Page:London - Le Talon de fer, trad. Postif.djvu/46

Cette page a été validée par deux contributeurs.

— Cet homme s’appelle Jackson, dit Ernest.

— Bâti comme il l’est, remarquai-je sèchement, il devrait travailler au lieu de faire le marchand ambulant[1].

— Remarquez sa manche gauche, m’avertit doucement Ernest.

Je jetai un coup d’œil et vis que la manche était vide.

— De ce bras vient un peu du sang que j’entendais couler de votre toit, continua-t-il du même ton doux et triste. Il a perdu son bras aux filatures de la Sierra, et, comme un cheval mutilé, vous l’avez jeté à la rue pour y mourir. Quand je dis « vous », je veux dire le sous-directeur et les personnages employés par vous et autres actionnaires pour faire marcher les filatures en votre nom. L’accident fut causé par le souci qu’avait cet ouvrier d’épargner quelques dollars à la compagnie. Son bras fut accroché par le cylindre dentelé de la cardeuse. Il aurait pu laisser passer le petit caillou qu’il avait aperçu entre les dents de la machine, et qui aurait brisé une double rangée de pointes. C’est en voulant le retirer qu’il eut le bras saisi et mis en pièces du bout des doigts à l’épaule.
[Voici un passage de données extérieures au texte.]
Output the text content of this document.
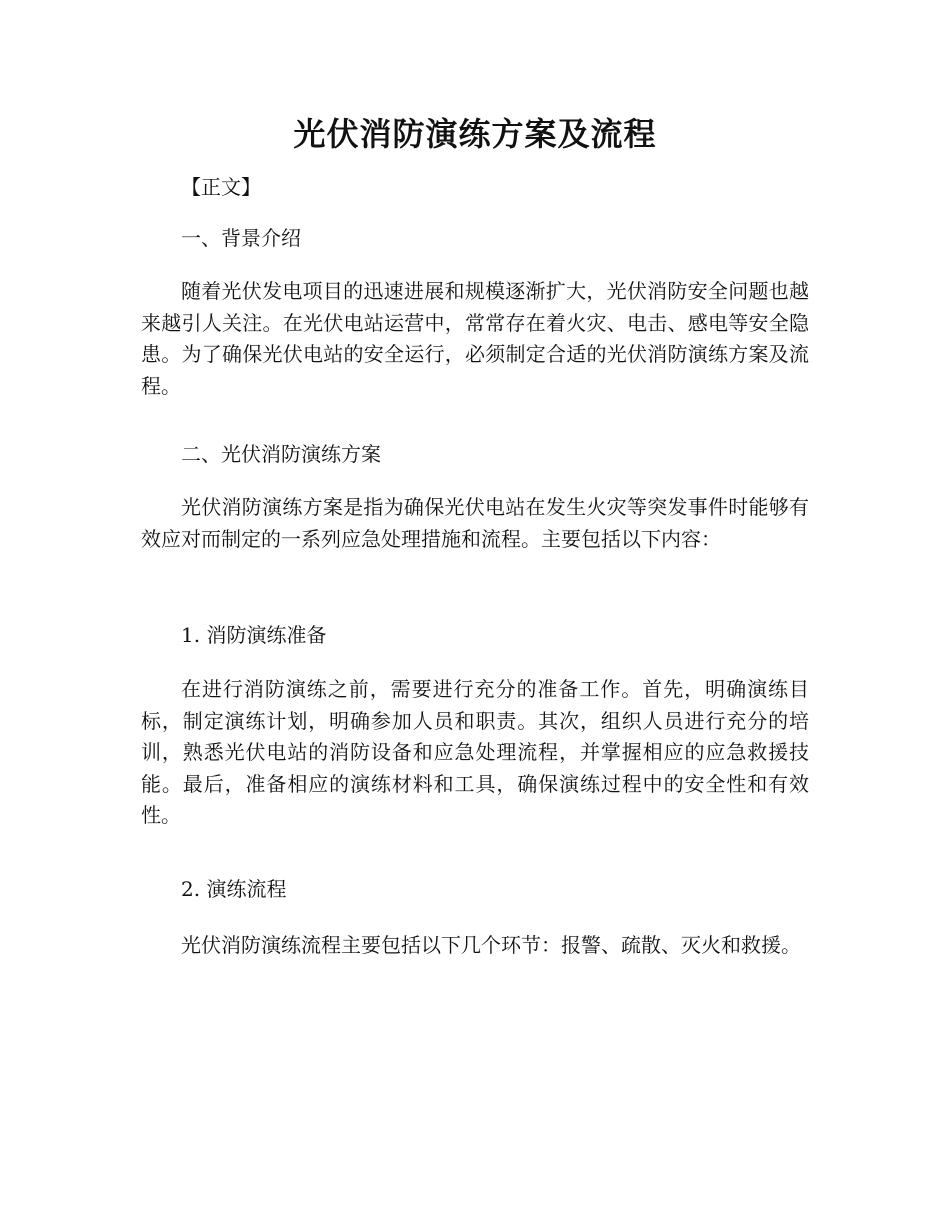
光伏消防演练方案及流程

【正文】

一、背景介绍

随着光伏发电项目的迅速进展和规模逐渐扩大，光伏消防安全问题也越来越引人关注。在光伏电站运营中，常常存在着火灾、电击、感电等安全隐患。为了确保光伏电站的安全运行，必须制定合适的光伏消防演练方案及流程。

二、光伏消防演练方案

光伏消防演练方案是指为确保光伏电站在发生火灾等突发事件时能够有效应对而制定的一系列应急处理措施和流程。主要包括以下内容：

1. 消防演练准备

在进行消防演练之前，需要进行充分的准备工作。首先，明确演练目标，制定演练计划，明确参加人员和职责。其次，组织人员进行充分的培训，熟悉光伏电站的消防设备和应急处理流程，并掌握相应的应急救援技能。最后，准备相应的演练材料和工具，确保演练过程中的安全性和有效性。

2. 演练流程

光伏消防演练流程主要包括以下几个环节：报警、疏散、灭火和救援。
  1. Il existait à cette époque des milliers de ces pauvres marchands appelés ambulants. Ils transportaient de porte en porte tout leur approvisionnement de marchandises. C’était un véritable gaspillage d’énergie. Les procédés de distribution étaient aussi confus et déraisonnables que tout l’ensemble du système social.